FORFEITURE ADJUSTMENTS Clause Samples

The Forfeiture Adjustments clause outlines the conditions under which a party may lose certain rights, benefits, or assets due to non-compliance or breach of contract terms. In practice, this clause specifies the triggers for forfeiture—such as failure to meet performance milestones or violation of key obligations—and details how the value or amount forfeited will be calculated or adjusted. Its core function is to incentivize compliance and protect the non-breaching party by providing a clear mechanism for recourse if contractual duties are not fulfilled.
POPULAR SAMPLE Copied 1 times
FORFEITURE ADJUSTMENTS. Contribution amounts forfeited by death or turnover shall be reallocated at the end of each plan year (on or after June 1st) among the then remaining employee accounts. This redistribution shall occur in a manner similar to that used initially in determining the present value calculations. Those who will not share in the reallocation include those who forfeited their accounts in the same year, those who previously forfeited their accounts, or those who terminated employment in or before the year of the reallocated forfeiture. If an employee dies before eligibility for retirement, his or her contribution is included in the next year’s forfeiture adjustments. If an employee dies after eligibility for retirement, the account balance is distributed to his or her identified beneficiaries or estate.

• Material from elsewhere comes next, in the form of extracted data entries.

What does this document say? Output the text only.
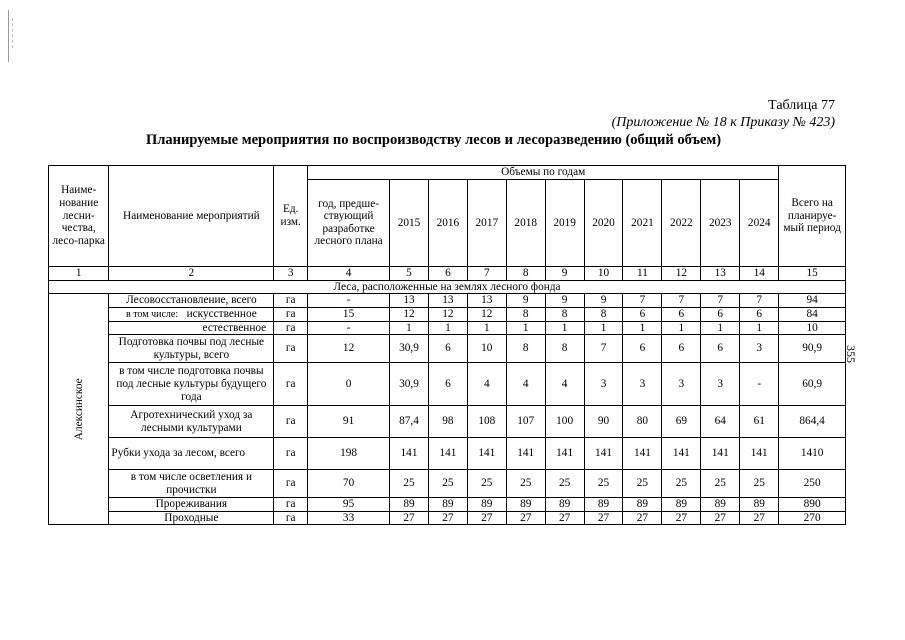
Таблица 77
(Приложение № 18 к Приказу № 423)
Планируемые мероприятия по воспроизводству лесов и лесоразведению (общий объем)
355
Наиме-нование лесни-чества, лесо-парка	Наименование мероприятий	Ед. изм.	Объемы по годам											Всего на планируе-мый период
			год, предше-ствующий разработке лесного плана	2015	2016	2017	2018	2019	2020	2021	2022	2023	2024	
1	2	3	4	5	6	7	8	9	10	11	12	13	14	15
Леса, расположенные на землях лесного фонда														
Алексинское	Лесовосстановление, всего	га	-	13	13	13	9	9	9	7	7	7	7	94
	в том числе: искусственное	га	15	12	12	12	8	8	8	6	6	6	6	84
	естественное	га	-	1	1	1	1	1	1	1	1	1	1	10
	Подготовка почвы под лесные культуры, всего	га	12	30,9	6	10	8	8	7	6	6	6	3	90,9
	в том числе подготовка почвы под лесные культуры будущего года	га	0	30,9	6	4	4	4	3	3	3	3	-	60,9
	Агротехнический уход за лесными культурами	га	91	87,4	98	108	107	100	90	80	69	64	61	864,4
	Рубки ухода за лесом, всего	га	198	141	141	141	141	141	141	141	141	141	141	1410
	в том числе осветления и прочистки	га	70	25	25	25	25	25	25	25	25	25	25	250
	Прореживания	га	95	89	89	89	89	89	89	89	89	89	89	890
	Проходные	га	33	27	27	27	27	27	27	27	27	27	27	270
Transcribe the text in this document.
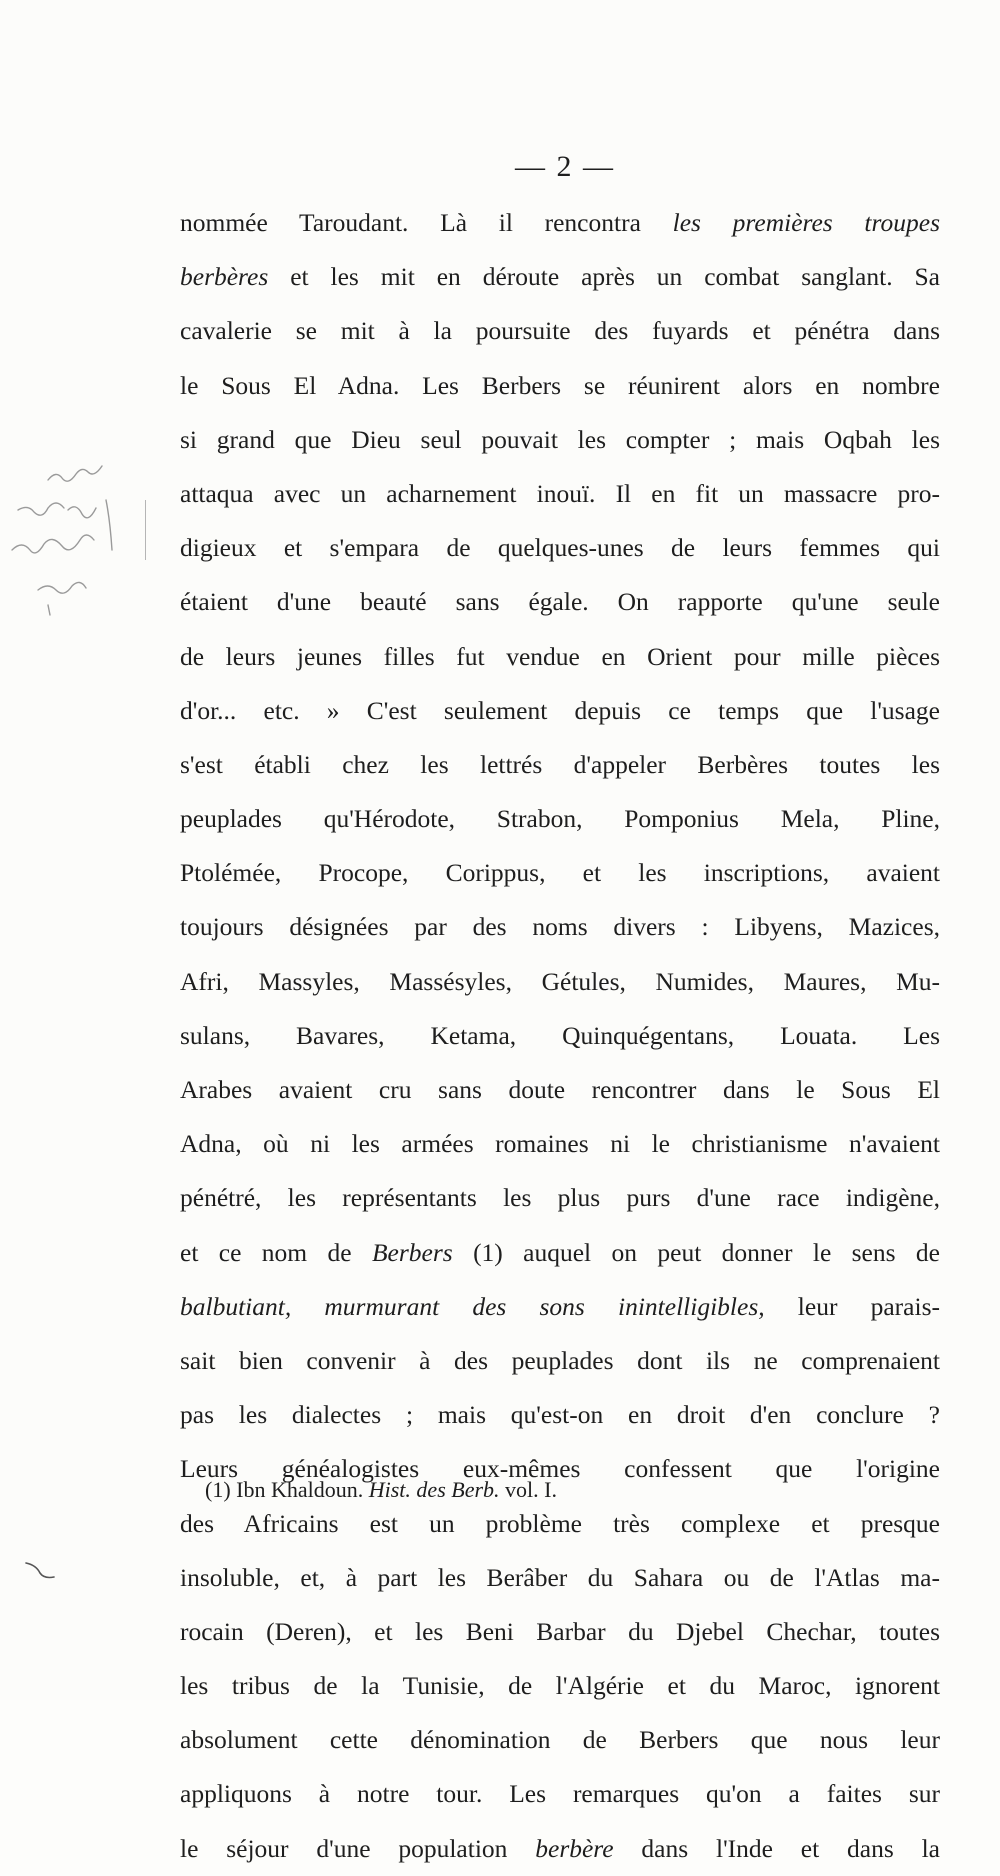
— 2 —
nommée Taroudant. Là il rencontra les premières troupes
berbères et les mit en déroute après un combat sanglant. Sa
cavalerie se mit à la poursuite des fuyards et pénétra dans
le Sous El Adna. Les Berbers se réunirent alors en nombre
si grand que Dieu seul pouvait les compter ; mais Oqbah les
attaqua avec un acharnement inouï. Il en fit un massacre pro-
digieux et s'empara de quelques-unes de leurs femmes qui
étaient d'une beauté sans égale. On rapporte qu'une seule
de leurs jeunes filles fut vendue en Orient pour mille pièces
d'or... etc. » C'est seulement depuis ce temps que l'usage
s'est établi chez les lettrés d'appeler Berbères toutes les
peuplades qu'Hérodote, Strabon, Pomponius Mela, Pline,
Ptolémée, Procope, Corippus, et les inscriptions, avaient
toujours désignées par des noms divers : Libyens, Mazices,
Afri, Massyles, Massésyles, Gétules, Numides, Maures, Mu-
sulans, Bavares, Ketama, Quinquégentans, Louata. Les
Arabes avaient cru sans doute rencontrer dans le Sous El
Adna, où ni les armées romaines ni le christianisme n'avaient
pénétré, les représentants les plus purs d'une race indigène,
et ce nom de Berbers (1) auquel on peut donner le sens de
balbutiant, murmurant des sons inintelligibles, leur parais-
sait bien convenir à des peuplades dont ils ne comprenaient
pas les dialectes ; mais qu'est-on en droit d'en conclure ?
Leurs généalogistes eux-mêmes confessent que l'origine
des Africains est un problème très complexe et presque
insoluble, et, à part les Berâber du Sahara ou de l'Atlas ma-
rocain (Deren), et les Beni Barbar du Djebel Chechar, toutes
les tribus de la Tunisie, de l'Algérie et du Maroc, ignorent
absolument cette dénomination de Berbers que nous leur
appliquons à notre tour. Les remarques qu'on a faites sur
le séjour d'une population berbère dans l'Inde et dans la
(1) Ibn Khaldoun. Hist. des Berb. vol. I.
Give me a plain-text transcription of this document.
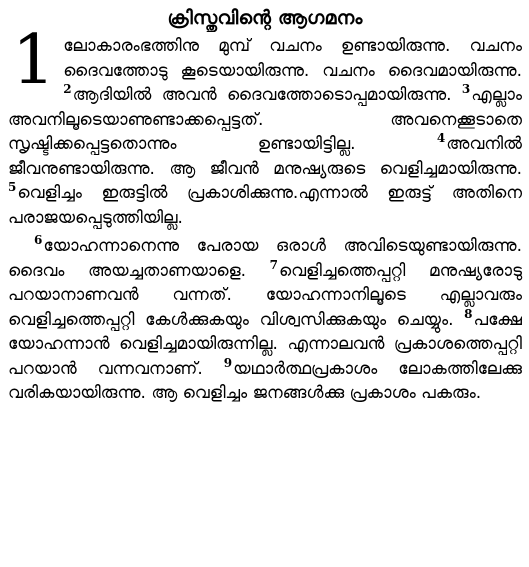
ക്രിസ്തുവിന്റെ ആഗമനം
1 ലോകാരംഭത്തിനു മുമ്പ് വചനം ഉണ്ടായിരുന്നു. വചനം ദൈവത്തോടു കൂടെയായിരുന്നു. വചനം ദൈവമായിരുന്നു. $^2$ആദിയിൽ അവൻ ദൈവത്തോടൊപ്പമായിരുന്നു. $^3$എല്ലാം അവനിലൂടെയാണുണ്ടാക്കപ്പെട്ടത്. അവനെക്കൂടാതെ സൃഷ്ടിക്കപ്പെട്ടതൊന്നും ഉണ്ടായിട്ടില്ല. $^4$അവനിൽ ജീവനുണ്ടായിരുന്നു. ആ ജീവൻ മനുഷ്യരുടെ വെളിച്ചമായിരുന്നു. $^5$വെളിച്ചം ഇരുട്ടിൽ പ്രകാശിക്കുന്നു.എന്നാൽ ഇരുട്ട് അതിനെ പരാജയപ്പെടുത്തിയില്ല.

$^6$യോഹന്നാനെന്നു പേരായ ഒരാൾ അവിടെയുണ്ടായിരുന്നു. ദൈവം അയച്ചതാണയാളെ. $^7$വെളിച്ചത്തെപ്പറ്റി മനുഷ്യരോടു പറയാനാണവൻ വന്നത്. യോഹന്നാനിലൂടെ എല്ലാവരും വെളിച്ചത്തെപ്പറ്റി കേൾക്കുകയും വിശ്വസിക്കുകയും ചെയ്യും. $^8$പക്ഷേ യോഹന്നാൻ വെളിച്ചമായിരുന്നില്ല. എന്നാലവൻ പ്രകാശത്തെപ്പറ്റി പറയാൻ വന്നവനാണ്. $^9$യഥാർത്ഥപ്രകാശം ലോകത്തിലേക്കു വരികയായിരുന്നു. ആ വെളിച്ചം ജനങ്ങൾക്കു പ്രകാശം പകരും.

FORFEITURE ADJUSTMENTS. Purchaser hereby agrees that prior to, or at the time of, the initial business combination, in order to facilitate such initial business combination, Battery Future Sponsor, LLC (the “Sponsor”) may (i) surrender, forfeit or transfer some or all of its Founder Shares and/or any other securities of, or instruments issued by, the Company, including for no consideration, (ii) subject its Founder Shares to earn-outs, vesting, revesting, lock-up, registration rights or other restrictions, (iii) amend the terms under which its Founder Shares and/or any other securities of, or instruments issued by, the Company were issued, or any restrictions or encumbrances or other provisions relating to its Founder Shares and/or any other securities of, or instruments issued by, the Company set forth in the documents establishing the same (including voting in favor of any such amendment) or enter into any other arrangements with respect to the Founder Shares and/or any other securities of, or instruments issued by, the Company, or (iv) waive or amend any agreement or provision of any organizational document of the Company or agreement entered into with the Company (the “Adjustments”). Purchaser hereby agrees to be bound by any such Adjustments, which shall apply pro rata to all holders of Founder Shares, except with respect to (x) up to an aggregate total of 625,000 Founder Shares held, directly or indirectly (including through the Sponsor), by independent directors of the Company and (y) up to an aggregate total of 550,000 Founder Shares held, directly or indirectly (including through the Sponsor), by directors or board advisors of the Company designated by Pala Investments Limited, a Jersey limited liability company (“Pala”), or by Pala or otherwise designated by Pala. Furthermore, any amount that is required by the Company’s governing documents to be added to the Company’s trust account in connection with the exercise of an extension of the term of the Company, as approved by the Company’s board in accordance with its governing documents, shall be funded by the Sponsor, Pala, Purchaser and other holders of Founder Shares in proportion to the amount of capital funded by such holder (or the original transferor of Founder Shares held by such holder).